Peu après l'attaque jeudi, le ministre de l'Intérieur Christophe Castaner avait pourtant indiqué que cet employé atteint de surdité, en poste à la PP depuis 2003, "n'avait jamais présenté de difficultés comportementales", ni "le moindre signe d'alerte".
Lors d'un point-presse vendredi, le préfet de police Didier Lallement, avait nuancé en assurant "n'exclure strictement aucune hypothèse" pour expliquer ce périple meurtrier dans l'épicentre du pouvoir policier parisien.
Jeudi, entre 12H30 et 13H00, armé d'un couteau de cuisine, Mickaël H. avait blessé mortellement deux policiers et un agent administratif des services de renseignement de la PP, dans des bureaux du bâtiment situé au cœur historique de la capitale.
Il a ensuite tué une policière et blessé une employée des ressources humaines ainsi qu'un autre fonctionnaire, avant d'être abattu par un policier dans la cour de la préfecture.
- "L'un d'entre nous" -
Devant les enquêteurs, l'épouse de l'assaillant a évoqué un "comportement inhabituel et agité" de son mari, la veille de son passage à l'acte, selon une source proche du dossier.
"Cette tragédie est d'autant plus terrible (...) qu'elle a été portée par l'un d'entre nous", a souligné le préfet Lallement, qui a tenté de prévenir toute polémique sur les procédures de contrôle à la PP.
Selon lui, les conditions de sécurité à l'intérieur de la préfecture "sont absolues" et "ne sont pas en cause".
"Comment se fait-il que dans le cœur de la lutte antiterroriste quelqu'un qui est radicalisé, n'a pas été détecté?" interroge toutefois Yves Lefebvre, secrétaire général du syndicat de police Unité-SGP-FO. "Il y a des failles dans notre système", estime-t-il.
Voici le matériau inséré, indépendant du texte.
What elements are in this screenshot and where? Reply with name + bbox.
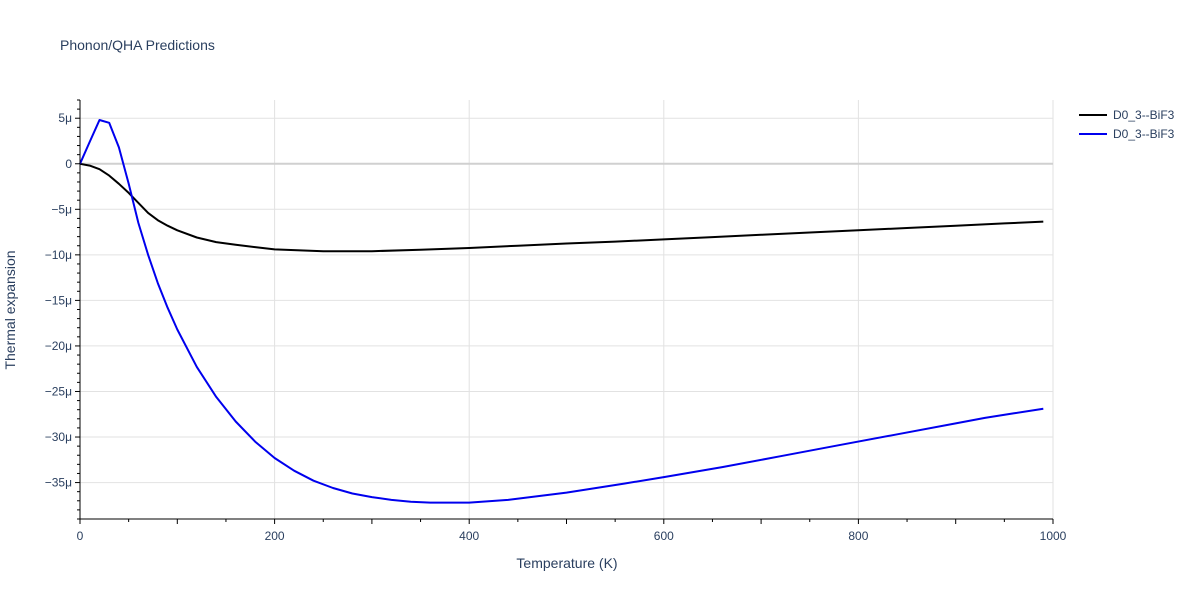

Pour la présidente du Rassemblement national, Marine Le Pen, sur Twitter, "si la dimension terroriste se confirme, cela signifie que l'un des hauts lieux du renseignement français accueillait, en son sein, un islamiste", dénonçant déjà ce qui serait "un scandale majeur".
Les investigations ont été confiées à la brigade criminelle, la Direction centrale de la police judiciaire (DCPJ) et la Direction générale de la sécurité intérieure (DGSI) en co-saisine.
En juin, un rapport parlementaire sur la radicalisation dans les services publics montrait que les cas sont "marginaux" mais qu'il reste des "zones d'ombre". Une trentaine de cas soupçonnés mais pas avérés avaient été recensés (sur 130.000 gendarmes et 150.000 policiers).
Un proche de Mickaël H. a exprimé vendredi à l'AFP son "incompréhension" après le geste de cet ami avec qui il fréquentait la mosquée de Gonesse, dans le Val-d'Oise.
"Il m'a parlé de son manque d'évolution professionnelle, lié à son handicap, il avait un certain complexe", a affirmé cet homme prénommé Adelaziz, secrétaire adjoint de l'association musulmane de Gonesse.
La France est sous la menace jihadiste depuis une vague d'attentats sans précédent qui a débuté en 2015.